The Frankfurt School of theorists argued that the culture industry works by sublimating our desires into the consumption of commodities. These desires are offered to us in the messages of mass-produced culture, which "appear to offer escape; they suggest pleasure, spontaneity and 'something metaphysically meaningful'" (Adorno). But in the end, say these theorists, such messages are like the pancake makeup of a Felliniesque old whore.

But since the mechanism of capitalism is endless co-optation, ultimately intellectuals and their culture have fallen prey to this whoring as well. Nothing stays virginal in this Gigeresque machine of eroticized industry.

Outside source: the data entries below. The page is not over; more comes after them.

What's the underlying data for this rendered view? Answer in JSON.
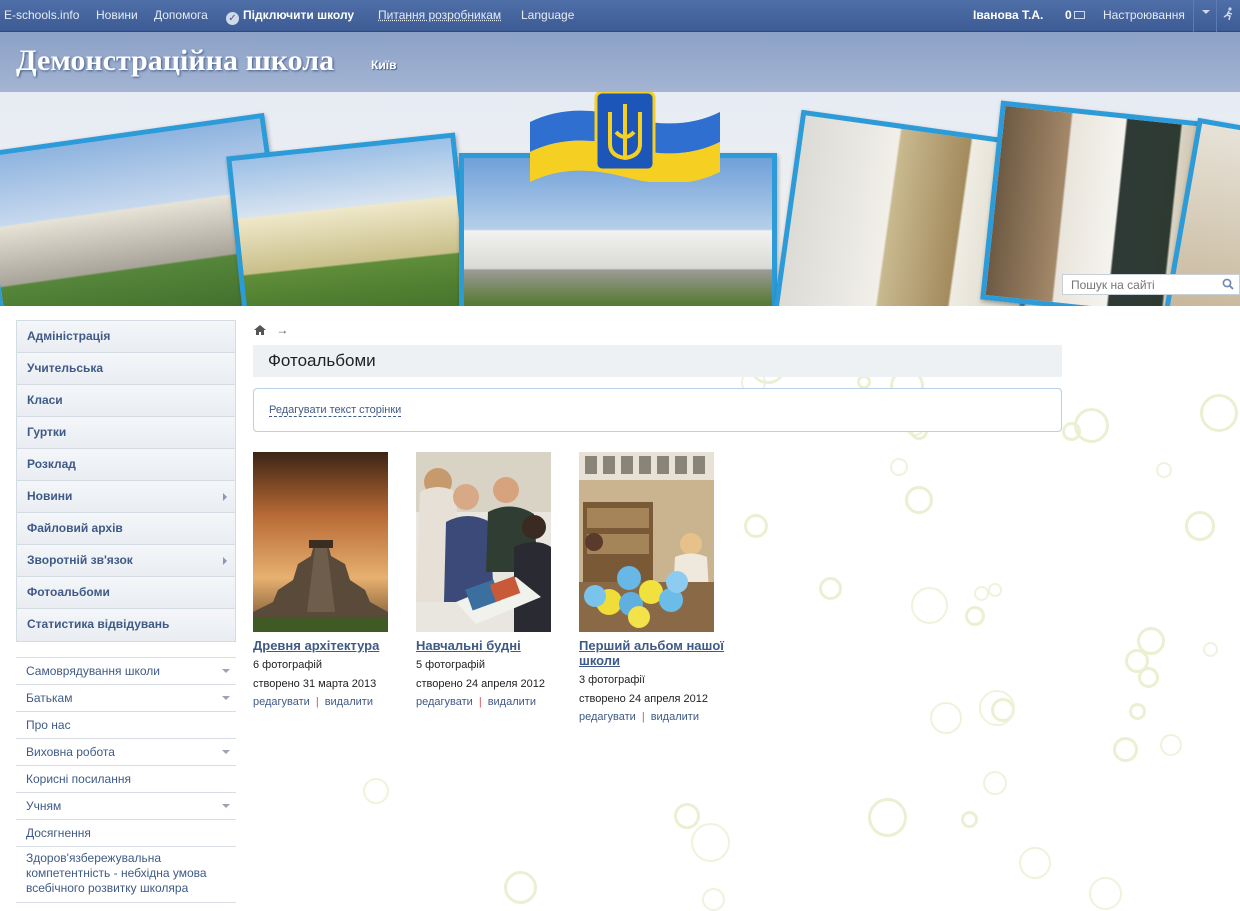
{
  "topbar": {
    "site": "E-schools.info",
    "news": "Новини",
    "help": "Допомога",
    "connect": "Підключити школу",
    "dev_questions": "Питання розробникам",
    "language": "Language",
    "user": "Іванова Т.А.",
    "messages_count": "0",
    "settings": "Настроювання"
  },
  "banner": {
    "school_name": "Демонстраційна школа",
    "city": "Київ"
  },
  "search": {
    "placeholder": "Пошук на сайті"
  },
  "nav_main": [
    {
      "label": "Адміністрація"
    },
    {
      "label": "Учительська"
    },
    {
      "label": "Класи"
    },
    {
      "label": "Гуртки"
    },
    {
      "label": "Розклад"
    },
    {
      "label": "Новини"
    },
    {
      "label": "Файловий архів"
    },
    {
      "label": "Зворотній зв'язок"
    },
    {
      "label": "Фотоальбоми"
    },
    {
      "label": "Статистика відвідувань"
    }
  ],
  "nav_secondary": [
    {
      "label": "Самоврядування школи"
    },
    {
      "label": "Батькам"
    },
    {
      "label": "Про нас"
    },
    {
      "label": "Виховна робота"
    },
    {
      "label": "Корисні посилання"
    },
    {
      "label": "Учням"
    },
    {
      "label": "Досягнення"
    },
    {
      "label": "Здоров'язбережувальна компетентність - небхідна умова всебічного розвитку школяра"
    }
  ],
  "page": {
    "title": "Фотоальбоми",
    "edit_link": "Редагувати текст сторінки"
  },
  "albums": [
    {
      "title": "Древня архітектура",
      "count": "6 фотографій",
      "created": "створено 31 марта 2013",
      "edit": "редагувати",
      "delete": "видалити"
    },
    {
      "title": "Навчальні будні",
      "count": "5 фотографій",
      "created": "створено 24 апреля 2012",
      "edit": "редагувати",
      "delete": "видалити"
    },
    {
      "title": "Перший альбом нашої школи",
      "count": "3 фотографії",
      "created": "створено 24 апреля 2012",
      "edit": "редагувати",
      "delete": "видалити"
    }
  ],
  "colors": {
    "topbar": "#3d5b94",
    "nav_text": "#3f5a86",
    "photo_frame": "#2c9bd8"
  }
}
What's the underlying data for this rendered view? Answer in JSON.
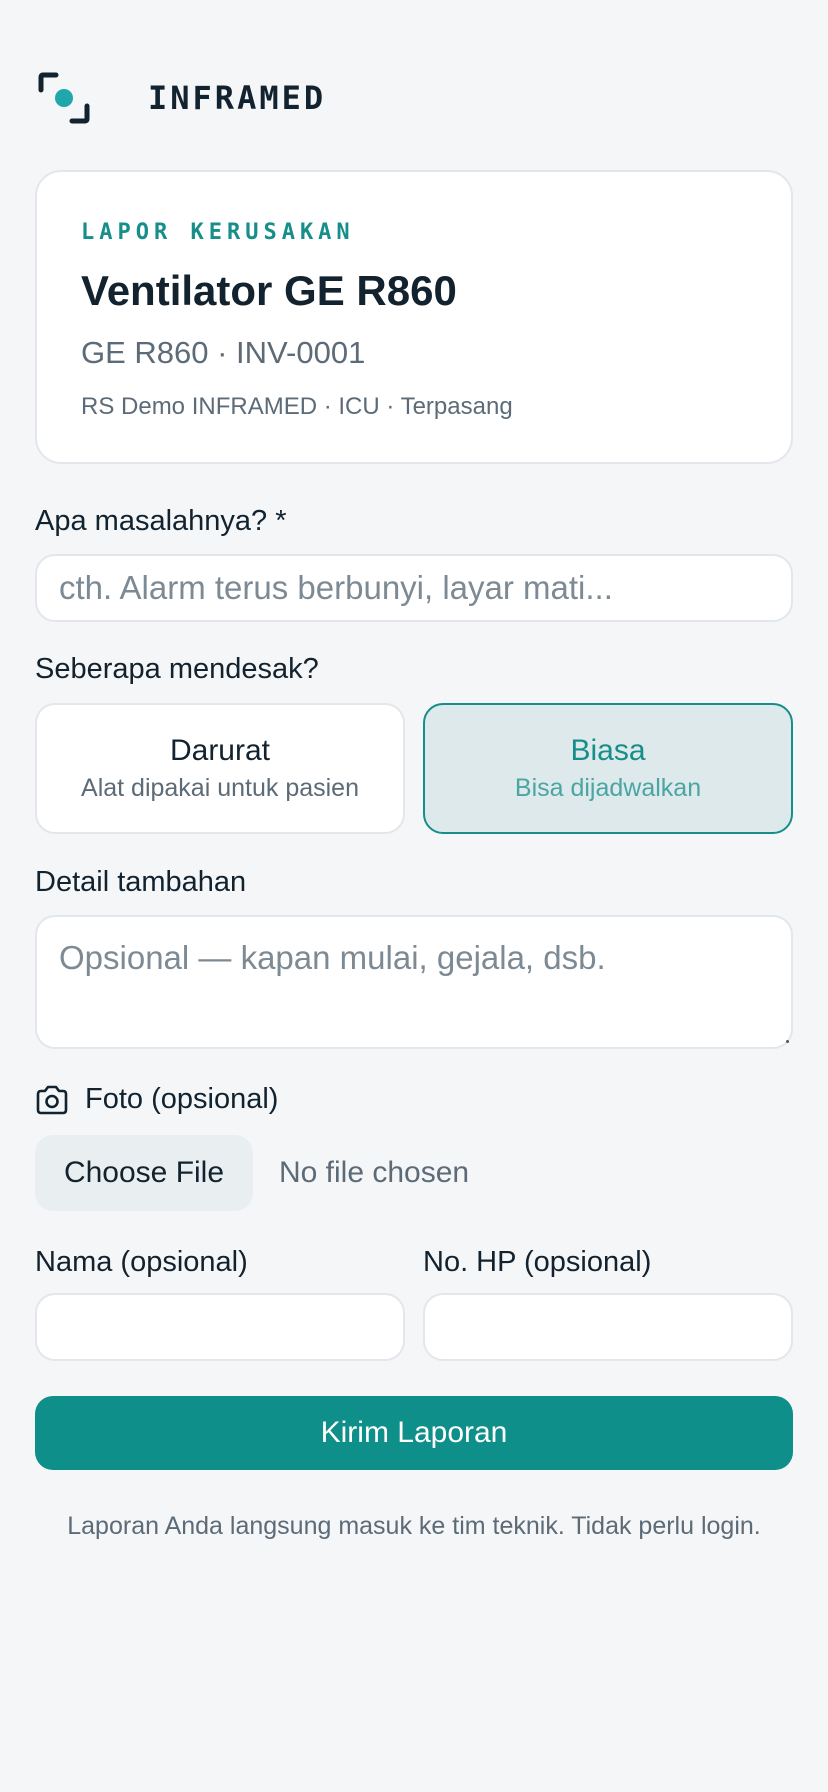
{
  "brand": {
    "name": "INFRAMED",
    "logo_icon": "viewfinder-dot-icon",
    "accent": "#178e8a"
  },
  "device": {
    "eyebrow": "LAPOR KERUSAKAN",
    "title": "Ventilator GE R860",
    "code_line": "GE R860 · INV-0001",
    "location_line": "RS Demo INFRAMED · ICU · Terpasang"
  },
  "form": {
    "problem": {
      "label": "Apa masalahnya? *",
      "placeholder": "cth. Alarm terus berbunyi, layar mati..."
    },
    "urgency": {
      "label": "Seberapa mendesak?",
      "options": [
        {
          "title": "Darurat",
          "subtitle": "Alat dipakai untuk pasien",
          "selected": false
        },
        {
          "title": "Biasa",
          "subtitle": "Bisa dijadwalkan",
          "selected": true
        }
      ]
    },
    "details": {
      "label": "Detail tambahan",
      "placeholder": "Opsional — kapan mulai, gejala, dsb."
    },
    "photo": {
      "label": "Foto (opsional)",
      "icon": "camera-icon",
      "button": "Choose File",
      "status": "No file chosen"
    },
    "name": {
      "label": "Nama (opsional)",
      "value": ""
    },
    "phone": {
      "label": "No. HP (opsional)",
      "value": ""
    },
    "submit_label": "Kirim Laporan",
    "footnote": "Laporan Anda langsung masuk ke tim teknik. Tidak perlu login."
  },
  "colors": {
    "primary": "#0f8f8a",
    "selected_bg": "#dde9ea",
    "background": "#f4f6f8"
  }
}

So, we readers are prime meat for the wiles of coy book covers, creamy, yielding pages, and deep, masculine print. We want to be seduced by penetrating minds. You can tell it by the way we walk around in bookstores, fondling the books, gasping with pleasure at new titles. Chain bookstores operate with the come-hither cock-tease aesthetic so central to capitalism. The operating notion is that satisfaction is always somewhere else, just beyond reach. The juxtaposition of the bland, middle-class décor with hints of a "Calgon, take me away" possibility of escape only serves to heighten the sexual tension.

And as with all addictions, the seduction is ritualized. Certain signs and encoding (in used bookstores this means cats, obscure witticisms on the door, the smell of dust and book glue) signal that this is the place where desires can be satisfied. There is the casual browsing, in which the pace quickens, the heart flutters, the knees quake. Eyes light upon possibilities, then cast them aside. Finally a partner is found, and in the inner sanctum, the couch, we submit to pleasure. Later, there is the cruel light of afternoon, when we must leave this intercourse for the harsh reality of our workaday lives.

Until the Marxian utopia of free love is established (monogamy is, as Engels said, only a necessity of private property), we'll go on sublimating our basest urges into the sensuousness of the book.